Calculating Returns

- Dollar Returns
- $D_{t+1} + \Delta P_{t+1} = D_{t+1} + P_{t+1} - P_t$
- How do we compare investments that differ based on initial investment?

- Percentage Returns
- Scale dollar returns by initial investment
- $(D_{t+1} + \Delta P_{t+1})/P_t = (D_{t+1} + P_{t+1})/P_t - 1$ = dividend yield + capital gains yield

Statistics Review

- Average: $\bar{X} = \frac{1}{T} \sum^T_{t=1} X_t$
- Variance: $\sigma^2_X = \frac{1}{T-1} \sum^T_{t=1} (X_t-\bar{X})^2$
- Std. Deviation: $\sigma_X = \sqrt{\sigma^2_X} = \sqrt{\frac{1}{T-1} \sum^T_{t=1} (X_t-\bar{X})^2}$
- Z-Score
- $Z = \frac{X-\bar{X}}{\sigma_X}$
- How many standard deviations away from the mean is our observation?
- Probabilty that $|Z| \le n$ for Normal Distribution
- $n = 1$: 68%
- $n = 2$: 95%
- $n = 3$: 99%

- Covariance: $\sigma_{XY} = \frac{1}{T-1} \sum^T_{t=1} (X_t-\bar{X})(Y_t-\bar{Y})$
- Correlation: $Corr(X,Y) = \frac{\sigma_{XY}}{\sigma_X \sigma_Y}$
- Linear Regression
- Interested in $Y_t = \alpha + \beta X_t$
- Pick $\alpha$ and $\beta$ such that we minimize $\sum^T_{t=1} (Y_t-\alpha-\beta X_t)^2$
- $\alpha = \bar{Y} - \beta \bar{X}$ and $\beta = \frac{\sigma_{XY}}{\sigma^2_X}$

- Example
- Consider two stocks. Stock X has returns of 15%, 9%, 6%, and 12%. Stock Y has returns of 18%, 7%, 8%, and 14%.
- Calculate the averages, standard deviations, correlation, and beta.
- $\bar{X} = 10.5%$, $\bar{Y} = 11.75%$, $\sigma_X = 3.87%$, $\sigma_Y = 5.19%$, $Corr(X,Y) = 0.92$, and $\beta = 1.23$.
- Use your calculator.

Historical Returns across Asset Classes

- See Figure 12.4
- See Figure 12.10
- Risk-Return Tradeoff
- Investors demand higher return for holding riskier assets.
- Volatility (Std.

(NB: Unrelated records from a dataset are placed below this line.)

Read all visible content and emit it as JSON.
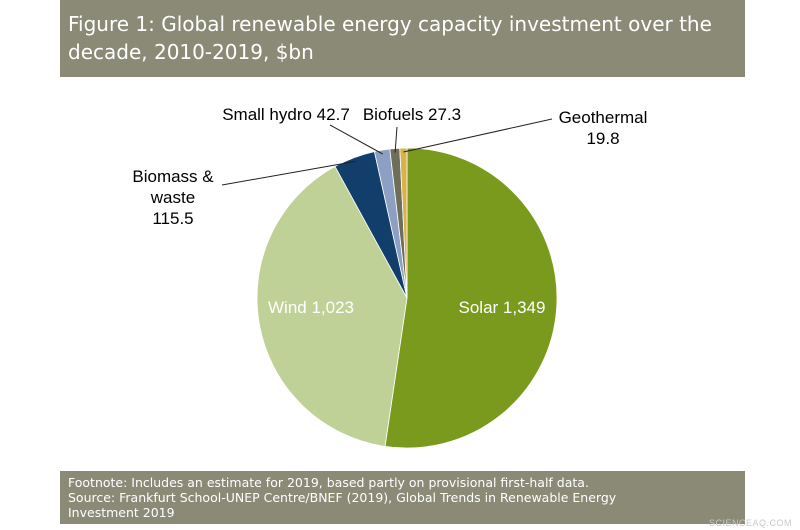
{
  "header": {
    "title_line1": "Figure 1: Global renewable energy capacity investment over the",
    "title_line2": "decade, 2010-2019, $bn"
  },
  "footer": {
    "footnote": "Footnote: Includes an estimate for 2019, based partly on provisional first-half data.",
    "source_line1": "Source: Frankfurt School-UNEP Centre/BNEF (2019), Global Trends in Renewable Energy",
    "source_line2": "Investment 2019"
  },
  "watermark": "SCIENCEAQ.COM",
  "chart_data": {
    "type": "pie",
    "title": "Figure 1: Global renewable energy capacity investment over the decade, 2010-2019, $bn",
    "unit": "$bn",
    "slices": [
      {
        "name": "Solar",
        "value": 1349,
        "value_label": "1,349",
        "color": "#7a9a1e",
        "label_lines": [
          "Solar 1,349"
        ],
        "label_pos": "inside"
      },
      {
        "name": "Wind",
        "value": 1023,
        "value_label": "1,023",
        "color": "#c0d197",
        "label_lines": [
          "Wind 1,023"
        ],
        "label_pos": "inside"
      },
      {
        "name": "Biomass & waste",
        "value": 115.5,
        "value_label": "115.5",
        "color": "#123e6b",
        "label_lines": [
          "Biomass &",
          "waste",
          "115.5"
        ],
        "label_pos": "outside-left"
      },
      {
        "name": "Small hydro",
        "value": 42.7,
        "value_label": "42.7",
        "color": "#8e9fc4",
        "label_lines": [
          "Small hydro 42.7"
        ],
        "label_pos": "outside-top"
      },
      {
        "name": "Biofuels",
        "value": 27.3,
        "value_label": "27.3",
        "color": "#6e6e5a",
        "label_lines": [
          "Biofuels 27.3"
        ],
        "label_pos": "outside-top"
      },
      {
        "name": "Geothermal",
        "value": 19.8,
        "value_label": "19.8",
        "color": "#d8b24a",
        "label_lines": [
          "Geothermal",
          "19.8"
        ],
        "label_pos": "outside-right"
      }
    ]
  }
}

Deviation) is a measure of this risk.

- Risk Premium (Excess Return)
- Useful to look at the return on a risky asset minus the return on a risk-free asset
- Use return on T-bills as risk-free rate of return

Arithmetic vs. Geometric Returns

- Example
- Consider the following case. You buy a stock for $\$$100. The first year it falls in value to $\$$50. Then at the end of the second year, you sell the stock for $\$$100. No dividends were paid.
- What is the average return?

- Arithmetic Average Return
- What was you return in an average year over a particular period?
- See the above formula.

- Geometric Average Return
- What was your average compound return per year over a particular period?
- $PV = FV(1+R)^t$
- $[(1+R_1) \times (1+R_2) \times ... \times (1+R_T)]^{1/T} - 1$
- Geometric Average $\le$ Arithmetic Average because of compounding. Geometric Average is roughly equal to the Arithmetic Average minus one half the variance.

- Example
- Suppose a stock has the following returns over three years: 5%, -3%, and 12%. What are the arithmetic and geometric averages of this return series?
- Arithmetic Average = 4.67%; Geometric Average = 4.49%

- Which should we use?
- If you know the true arithmetic average, then use it.
- But we typically have only an estimate of the arithmetic average.
- Rule of thumb
- <20 years: arithmetic
- >40 years: geometric
- 20-40 years: split the difference between the two

Capital Market Efficiency

- Can an investor earn abnormal or excess returns?
- Are stocks fairly priced?
- How quickly and accurately do markets incorporate new information about securities?
- In an efficient capital market, current market prices fully reflect available information.
- See Figure 12.14
- Efficient Market Hypothesis
- Strong Form: prices reflect all information (public and private)
- Semi-strong Form: prices reflect all public information
- Weak Form: prices reflect all past market information (such as price and volume traded)

- Keep in mind
- Efficient markets do not mean that you can't make money.
- Efficient markets do mean that, on average, you will earn a return that is appropriate for the risk undertaken and there is not a bias in prices that can be exploited to earn excess returns.